Gene‐specific translational control of the yeast GCN4 gene by phosphorylation of eukaryotic initiation factor 2

Phosphorylation of the α subunit of eukaryotic initiation factor 2 (elF‐2α) is one of the best‐characterized mechanisms for down‐regulating total protein synthesis in mammalian cells in response to various stress conditions. Recent work indicates that regulation of the GCN4 gene of Saccharomyces cerevisiae by amino acid availability represents a gene‐specific case of translational control by phosphorylation of elF‐2α, Four short open reading frames in the leader of GCN4 mRNA (uORFs) restrict the flow of scanning ribosomes from the cap site to the GCN4 initiation codon. When amino acids are abundant, ribosomes translate the first uORF and reinitiate at one of the remaining uORFs in the leader, after which they dissociate from the mRNA. Under conditions of amino acid starvation, many ribosomes which have translated uORFI fail to reinitiate at uORFs 2‐4 and utilize the GCN4 start codon instead. Failure to reinitiate at uORFs 2‐4 in starved cells results from a reduction in the GTP‐bound form of elF‐2 that delivers charged initiator tRNAiMet to the ribosome.

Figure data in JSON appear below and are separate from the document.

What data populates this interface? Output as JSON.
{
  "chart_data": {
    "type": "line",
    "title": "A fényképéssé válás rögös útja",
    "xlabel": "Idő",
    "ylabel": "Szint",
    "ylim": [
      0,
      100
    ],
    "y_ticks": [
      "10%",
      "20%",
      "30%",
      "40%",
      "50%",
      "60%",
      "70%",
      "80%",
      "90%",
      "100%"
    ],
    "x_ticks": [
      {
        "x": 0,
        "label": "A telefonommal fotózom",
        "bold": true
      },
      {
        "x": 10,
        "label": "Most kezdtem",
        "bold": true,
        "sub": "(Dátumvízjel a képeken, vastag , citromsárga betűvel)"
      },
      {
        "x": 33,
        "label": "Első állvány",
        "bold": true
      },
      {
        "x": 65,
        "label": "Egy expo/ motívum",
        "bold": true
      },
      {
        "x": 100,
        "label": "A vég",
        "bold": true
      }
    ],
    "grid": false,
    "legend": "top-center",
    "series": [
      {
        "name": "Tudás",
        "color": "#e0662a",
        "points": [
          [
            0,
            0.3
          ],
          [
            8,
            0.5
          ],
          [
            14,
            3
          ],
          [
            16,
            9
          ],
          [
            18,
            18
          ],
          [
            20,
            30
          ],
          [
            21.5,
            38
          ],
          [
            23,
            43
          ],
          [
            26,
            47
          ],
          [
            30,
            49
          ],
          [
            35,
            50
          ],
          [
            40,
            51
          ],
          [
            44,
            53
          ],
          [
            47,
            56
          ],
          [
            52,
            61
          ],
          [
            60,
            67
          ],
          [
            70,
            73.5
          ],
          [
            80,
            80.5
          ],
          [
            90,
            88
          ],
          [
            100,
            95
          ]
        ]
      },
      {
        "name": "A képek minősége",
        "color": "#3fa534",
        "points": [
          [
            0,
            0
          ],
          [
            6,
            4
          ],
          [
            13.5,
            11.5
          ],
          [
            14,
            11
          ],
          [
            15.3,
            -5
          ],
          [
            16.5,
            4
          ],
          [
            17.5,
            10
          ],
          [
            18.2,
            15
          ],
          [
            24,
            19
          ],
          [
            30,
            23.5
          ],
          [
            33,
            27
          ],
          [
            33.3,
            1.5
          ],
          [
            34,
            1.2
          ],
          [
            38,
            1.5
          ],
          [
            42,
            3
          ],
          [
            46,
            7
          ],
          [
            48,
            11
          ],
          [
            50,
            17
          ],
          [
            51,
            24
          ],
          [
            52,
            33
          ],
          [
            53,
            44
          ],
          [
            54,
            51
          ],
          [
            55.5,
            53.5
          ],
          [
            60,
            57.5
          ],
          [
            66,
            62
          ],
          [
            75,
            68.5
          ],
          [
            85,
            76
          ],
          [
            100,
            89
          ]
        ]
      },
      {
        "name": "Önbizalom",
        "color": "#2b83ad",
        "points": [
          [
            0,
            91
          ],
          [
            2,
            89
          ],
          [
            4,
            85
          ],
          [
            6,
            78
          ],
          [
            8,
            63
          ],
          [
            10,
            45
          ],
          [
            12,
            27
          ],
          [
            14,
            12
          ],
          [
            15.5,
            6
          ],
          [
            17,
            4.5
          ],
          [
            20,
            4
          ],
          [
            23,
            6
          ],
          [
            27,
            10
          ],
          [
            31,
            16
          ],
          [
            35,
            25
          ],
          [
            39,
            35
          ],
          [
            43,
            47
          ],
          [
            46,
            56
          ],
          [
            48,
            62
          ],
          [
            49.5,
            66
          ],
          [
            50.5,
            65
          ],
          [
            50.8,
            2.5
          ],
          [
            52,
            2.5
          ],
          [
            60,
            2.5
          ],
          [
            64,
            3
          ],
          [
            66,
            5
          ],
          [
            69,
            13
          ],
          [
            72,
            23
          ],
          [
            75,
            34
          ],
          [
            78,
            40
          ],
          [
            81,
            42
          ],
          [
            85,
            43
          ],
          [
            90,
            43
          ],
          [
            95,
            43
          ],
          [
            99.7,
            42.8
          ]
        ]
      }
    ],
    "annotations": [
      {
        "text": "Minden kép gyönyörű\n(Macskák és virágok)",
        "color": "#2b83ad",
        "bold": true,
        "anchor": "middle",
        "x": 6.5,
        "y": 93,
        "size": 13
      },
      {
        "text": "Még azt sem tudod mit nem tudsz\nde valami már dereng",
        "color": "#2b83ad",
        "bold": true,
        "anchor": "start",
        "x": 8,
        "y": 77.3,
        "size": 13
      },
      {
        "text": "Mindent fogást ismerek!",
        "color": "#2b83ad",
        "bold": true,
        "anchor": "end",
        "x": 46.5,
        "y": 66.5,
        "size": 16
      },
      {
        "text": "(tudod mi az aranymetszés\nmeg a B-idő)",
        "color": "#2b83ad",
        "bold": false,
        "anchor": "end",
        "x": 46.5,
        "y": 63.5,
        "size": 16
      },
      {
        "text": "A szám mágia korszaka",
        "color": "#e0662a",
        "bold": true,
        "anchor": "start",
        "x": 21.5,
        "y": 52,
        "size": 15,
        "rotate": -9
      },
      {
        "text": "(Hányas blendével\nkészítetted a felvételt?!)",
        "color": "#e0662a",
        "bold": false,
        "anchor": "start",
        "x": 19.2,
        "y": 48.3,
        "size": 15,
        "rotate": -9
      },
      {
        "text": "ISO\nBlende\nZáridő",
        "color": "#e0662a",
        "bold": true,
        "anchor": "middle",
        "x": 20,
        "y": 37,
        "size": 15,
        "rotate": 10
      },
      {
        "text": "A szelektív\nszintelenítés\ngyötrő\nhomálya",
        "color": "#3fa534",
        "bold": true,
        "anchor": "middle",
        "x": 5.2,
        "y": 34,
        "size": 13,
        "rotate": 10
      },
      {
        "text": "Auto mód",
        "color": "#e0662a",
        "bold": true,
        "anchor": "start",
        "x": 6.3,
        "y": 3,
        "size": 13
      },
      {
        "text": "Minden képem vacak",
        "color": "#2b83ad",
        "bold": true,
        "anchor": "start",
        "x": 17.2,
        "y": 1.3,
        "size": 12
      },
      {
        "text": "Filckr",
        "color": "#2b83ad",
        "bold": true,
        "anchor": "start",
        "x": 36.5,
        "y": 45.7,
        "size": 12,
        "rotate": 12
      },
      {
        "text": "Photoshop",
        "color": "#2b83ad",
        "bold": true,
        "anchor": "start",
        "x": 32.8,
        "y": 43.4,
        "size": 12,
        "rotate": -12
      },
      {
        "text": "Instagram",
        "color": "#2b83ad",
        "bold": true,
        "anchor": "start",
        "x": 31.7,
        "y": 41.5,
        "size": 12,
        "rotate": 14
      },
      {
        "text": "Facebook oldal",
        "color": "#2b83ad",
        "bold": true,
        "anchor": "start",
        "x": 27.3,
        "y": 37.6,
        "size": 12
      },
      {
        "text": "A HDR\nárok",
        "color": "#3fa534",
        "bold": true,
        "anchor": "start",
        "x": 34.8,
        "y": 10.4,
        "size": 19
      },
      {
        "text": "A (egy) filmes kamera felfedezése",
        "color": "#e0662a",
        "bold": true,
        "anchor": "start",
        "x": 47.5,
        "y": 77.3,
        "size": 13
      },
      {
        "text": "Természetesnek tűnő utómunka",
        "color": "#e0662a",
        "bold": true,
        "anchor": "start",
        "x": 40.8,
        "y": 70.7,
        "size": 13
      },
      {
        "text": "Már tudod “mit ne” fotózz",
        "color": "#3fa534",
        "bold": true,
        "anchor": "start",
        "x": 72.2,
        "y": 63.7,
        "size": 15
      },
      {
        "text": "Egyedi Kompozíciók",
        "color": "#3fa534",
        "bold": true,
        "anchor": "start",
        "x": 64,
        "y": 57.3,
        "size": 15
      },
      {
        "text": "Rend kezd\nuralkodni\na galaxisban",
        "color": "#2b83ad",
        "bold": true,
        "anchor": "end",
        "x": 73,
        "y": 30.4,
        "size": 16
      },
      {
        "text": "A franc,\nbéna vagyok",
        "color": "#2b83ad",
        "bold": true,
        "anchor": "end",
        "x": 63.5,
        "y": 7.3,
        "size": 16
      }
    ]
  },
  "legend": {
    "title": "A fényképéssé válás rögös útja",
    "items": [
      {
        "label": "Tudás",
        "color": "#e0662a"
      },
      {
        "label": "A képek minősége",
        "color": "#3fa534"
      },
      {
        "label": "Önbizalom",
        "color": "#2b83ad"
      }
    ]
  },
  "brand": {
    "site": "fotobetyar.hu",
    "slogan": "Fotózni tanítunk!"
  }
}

When the levels of elF‐2·GTP·Met‐tRNAiMet ternary complexes are low, many ribosomes will not rebind this critical initiation factor following translation of uORF1 until after scanning past uORF4, but before reaching GCN4. Phosphorylation of elF‐2 by the protein kinase GCN2 decreases the concentration of elF‐2·GTP·Met‐tRNAiMet complexes by inhibiting the guanine nucleotide exchange factor for elF‐2, which is the same mechanism utilized in mammalian cells to inhibit total protein synthesis by phosphorylation of elF‐2.